La vérité, vous la connaissez, car votre génération est lucide. Cette vérité est difficile. La crise est là, brutale, profonde. Elle a son coeur en Europe. Plus précisément, la zone euro est au centre de la tourmente, et donc la France, qui n'est pas épargnée et qui ne le sera pas, parce qu'elle a été gérée sans sérieux, sans clairvoyance et sans justice non plus.
Aujourd’hui notre continent fait face à ses plus graves défis depuis la seconde guerre mondiale. Ses acquis sont menacés: sa monnaie est attaquée ; sa croissance est affaiblie ; ses solidarités sont mises à mal. Sa capacité de décider est mise en question. Un directoire Franco-Allemand s’est installé dans le « sauve qui peut » pour colmater les brèches sans cesse plus béantes, faute de disposer de ressources financière suffisantes pour vaincre la spéculation. Et c'est maintenant vers la BCE que chacun se tourne. Terrible aveu d'impuissance. Le spectre des agences de notations hante la plus part des Etats souverains jusqu’au point de mettre en cause leur souveraineté dans la composition de leur gouvernement. Bref, c’est le modèle européen qui se déconstruit sous nos yeux.

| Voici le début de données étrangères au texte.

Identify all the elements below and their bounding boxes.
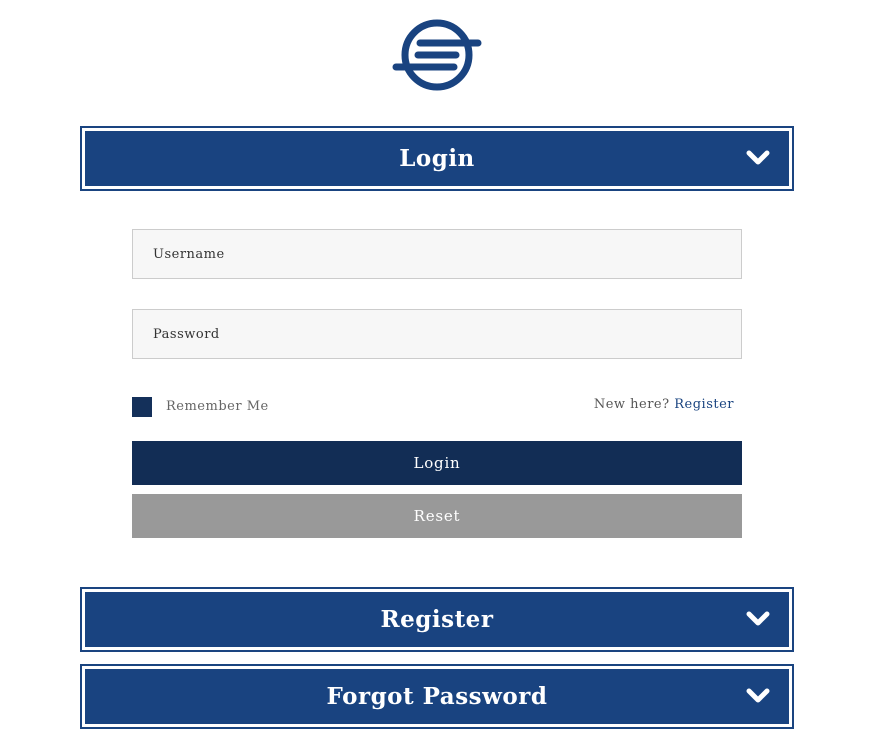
new-here-prompt: New here? Register (594, 397, 734, 412)
forgot-password-section-header[interactable]: Forgot Password (80, 664, 794, 729)
login-section-header[interactable]: Login (80, 126, 794, 191)
forgot-password-section-bar: Forgot Password (85, 669, 789, 724)
new-here-text: New here? (593, 397, 670, 412)
register-section-bar: Register (85, 592, 789, 647)
register-section-header[interactable]: Register (80, 587, 794, 652)
username-input[interactable] (132, 229, 742, 279)
register-link[interactable]: Register (674, 397, 734, 412)
remember-me-checkbox[interactable] (132, 397, 152, 417)
login-button[interactable]: Login (132, 441, 742, 485)
chevron-down-icon[interactable] (745, 610, 771, 628)
login-section-bar: Login (85, 131, 789, 186)
login-section-title: Login (399, 145, 475, 172)
register-section-title: Register (380, 606, 494, 633)
password-input[interactable] (132, 309, 742, 359)
reset-button[interactable]: Reset (132, 494, 742, 538)
chevron-down-icon[interactable] (745, 687, 771, 705)
chevron-down-icon[interactable] (745, 149, 771, 167)
logo-icon (392, 19, 482, 91)
forgot-password-section-title: Forgot Password (326, 683, 548, 710)
remember-me-label: Remember Me (166, 399, 269, 414)
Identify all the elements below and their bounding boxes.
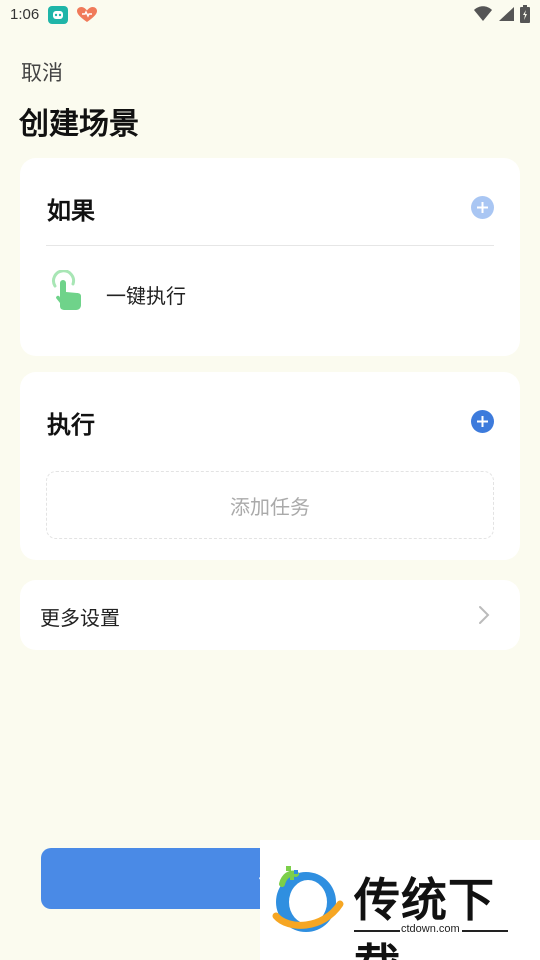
action-card: 执行 添加任务	[20, 372, 520, 560]
trigger-label: 一键执行	[106, 284, 186, 308]
wifi-icon	[474, 6, 492, 26]
battery-icon	[520, 5, 530, 27]
if-card-title: 如果	[47, 197, 95, 225]
chevron-right-icon	[478, 605, 490, 629]
add-task-placeholder[interactable]: 添加任务	[46, 471, 494, 539]
plus-icon	[477, 416, 488, 427]
tap-hand-icon	[48, 269, 84, 316]
add-task-label: 添加任务	[230, 494, 310, 519]
app-notification-icon	[48, 6, 68, 24]
watermark-brand: 传统下载	[354, 873, 495, 960]
add-condition-button[interactable]	[471, 196, 494, 219]
watermark-url: ctdown.com	[401, 923, 460, 935]
watermark-logo-icon	[268, 864, 348, 942]
divider	[462, 930, 508, 932]
action-card-title: 执行	[47, 411, 95, 439]
more-settings-label: 更多设置	[40, 606, 120, 630]
more-settings-row[interactable]: 更多设置	[20, 580, 520, 650]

Vous êtes nés avec l’Europe, vous l’avez toujours connue. Pour vous c’est une évidence. C’était le projet de vos parents et de vos grands parents et il est aujourd’hui dans la tourmente. Les jeunes indignés se mobilisent à Athènes, à Madrid, à Lisbonne, à Londres pour dire qu’ils veulent une Europe des peuples et non une Europe des marchés. Je les comprends.
Nous sommes devant notre responsabilité. Un cycle européen s’achève, un autre doit s’ouvrir. J’aurai à proposer en votre nom une relance de l’idéal européen. La crise nous oblige à faire un choix, non pas tant sur le fédéralisme que sur son contenu. Un simple carcan budgétaire avec le risque d’un rejet par les Parlements ou par les peuples ou un nouveau projet européen portant sur les nouvelles technologies, l’enseignement supérieur, le développement durable. C’est la logique d’un premier cercle, d’une avant garde, qui n’écarte personne et nous donne la direction. Une monnaie n’est rien sans une autorité politique, sans une perspective justifiant le dépassement des frontières et des intérêts . La seule réponse face à la volatilité des marchés, c’est la force de la démocratie. Chaque génération a fait avancer l’Europe. C’est à la votre de vous battre pour lui donner un sens ou alors vous serez la première depuis l’après-guerre à vivre sa dilution.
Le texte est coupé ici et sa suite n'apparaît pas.